Carne salada di capra o pecora
ZONA DI PRODUZIONE: Valle di Fiemme
DESCRIZIONE SINTETICA DEL PRODOTTO: Carne di capra o di pecora aromatizzata in pezzi da 0,4-1,5 kg, di colore scuro, rossa, al taglio, con bordo esterno violaceo, di consistenza elevata e odore appena pronunciato, ma caratteristico
.METODICHE DI LAVORAZIONE, CONSERVAZIONE E STAGIONATURA: Per la preparazione si utilizzano i muscoli delle cosce o della schiena di capra o di pecora, che, posti in un apposito contenitore alimentare (una volta in legno di larice), vengono cosparsi con una miscela composta, a seconda della personale ricetta dettata dal gusto e dalla tradizione familiare, da sale, pepe, aglio, achillea, timo, ginepro, altri aromi e conservanti (es. nitrati) a norma. Dopo alcuni giorni si crea una salamoia, alla quale viene aggiunto del vino bianco per reintegrarla e insaporirla. Dopo questa fase, il prodotto viene appeso in cantina per la stagionatura finale.A seconda del gusto, la carne può anche essere affumicata.Si conserva in locali, meglio se interrati, con pavimentazione, se possibile, di terra pressata, umidità da 60-80% e temperatura da 10-13 °C.MATERIALI E ATTREZZATURE UTILIZZATE PER LA PREPARAZIONEIngredienti: carne di capra o di pecora, sale, pepe, aglio, achillea, timo, ginepro, altri aromi e conservanti (es. nitrati) a norma, vino bianco.Attrezzature: contenitori alimentari.

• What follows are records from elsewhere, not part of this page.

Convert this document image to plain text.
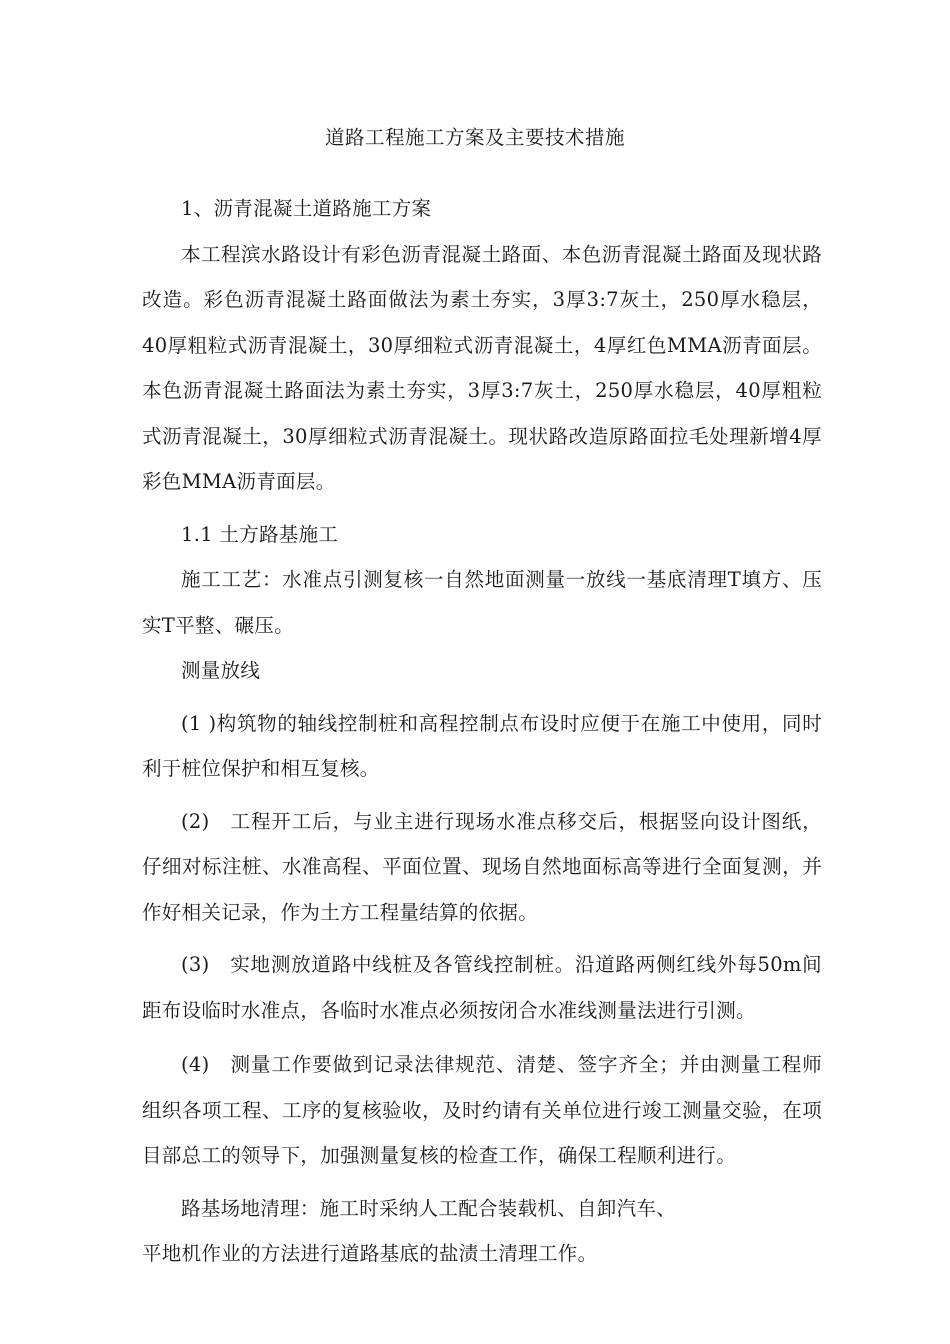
道路工程施工方案及主要技术措施

1、沥青混凝土道路施工方案

本工程滨水路设计有彩色沥青混凝土路面、本色沥青混凝土路面及现状路改造。彩色沥青混凝土路面做法为素土夯实，3厚3:7灰土，250厚水稳层，40厚粗粒式沥青混凝土，30厚细粒式沥青混凝土，4厚红色MMA沥青面层。本色沥青混凝土路面法为素土夯实，3厚3:7灰土，250厚水稳层，40厚粗粒式沥青混凝土，30厚细粒式沥青混凝土。现状路改造原路面拉毛处理新增4厚彩色MMA沥青面层。

1.1 土方路基施工

施工工艺：水准点引测复核一自然地面测量一放线一基底清理T填方、压实T平整、碾压。

测量放线

(1 )构筑物的轴线控制桩和高程控制点布设时应便于在施工中使用，同时利于桩位保护和相互复核。

(2)　工程开工后，与业主进行现场水准点移交后，根据竖向设计图纸，仔细对标注桩、水准高程、平面位置、现场自然地面标高等进行全面复测，并作好相关记录，作为土方工程量结算的依据。

(3)　实地测放道路中线桩及各管线控制桩。沿道路两侧红线外每50m间距布设临时水准点，各临时水准点必须按闭合水准线测量法进行引测。

(4)　测量工作要做到记录法律规范、清楚、签字齐全；并由测量工程师组织各项工程、工序的复核验收，及时约请有关单位进行竣工测量交验，在项目部总工的领导下，加强测量复核的检查工作，确保工程顺利进行。

路基场地清理：施工时采纳人工配合装载机、自卸汽车、

平地机作业的方法进行道路基底的盐渍土清理工作。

FRAMMENTI DI STORIA E CURIOSITÀ: La carne salada di capra o pecora è un prodotto molto antico, uno dei pochi che, assieme alle lucaniche, permetteva di conservare la carne per tutta le stagione estiva. Tradizionalmente faceva la sua comparsa durante le pause che accompagnavano tutti i lavori di campagna.Benché presente da sempre in Val di Fiemme, non si riscontrano testimonianze scritte, poiché la sua conoscenza e le modalità di produzione si sono conservate e tramandate per tradizione orale, nell’ambito familiare o tra pastori.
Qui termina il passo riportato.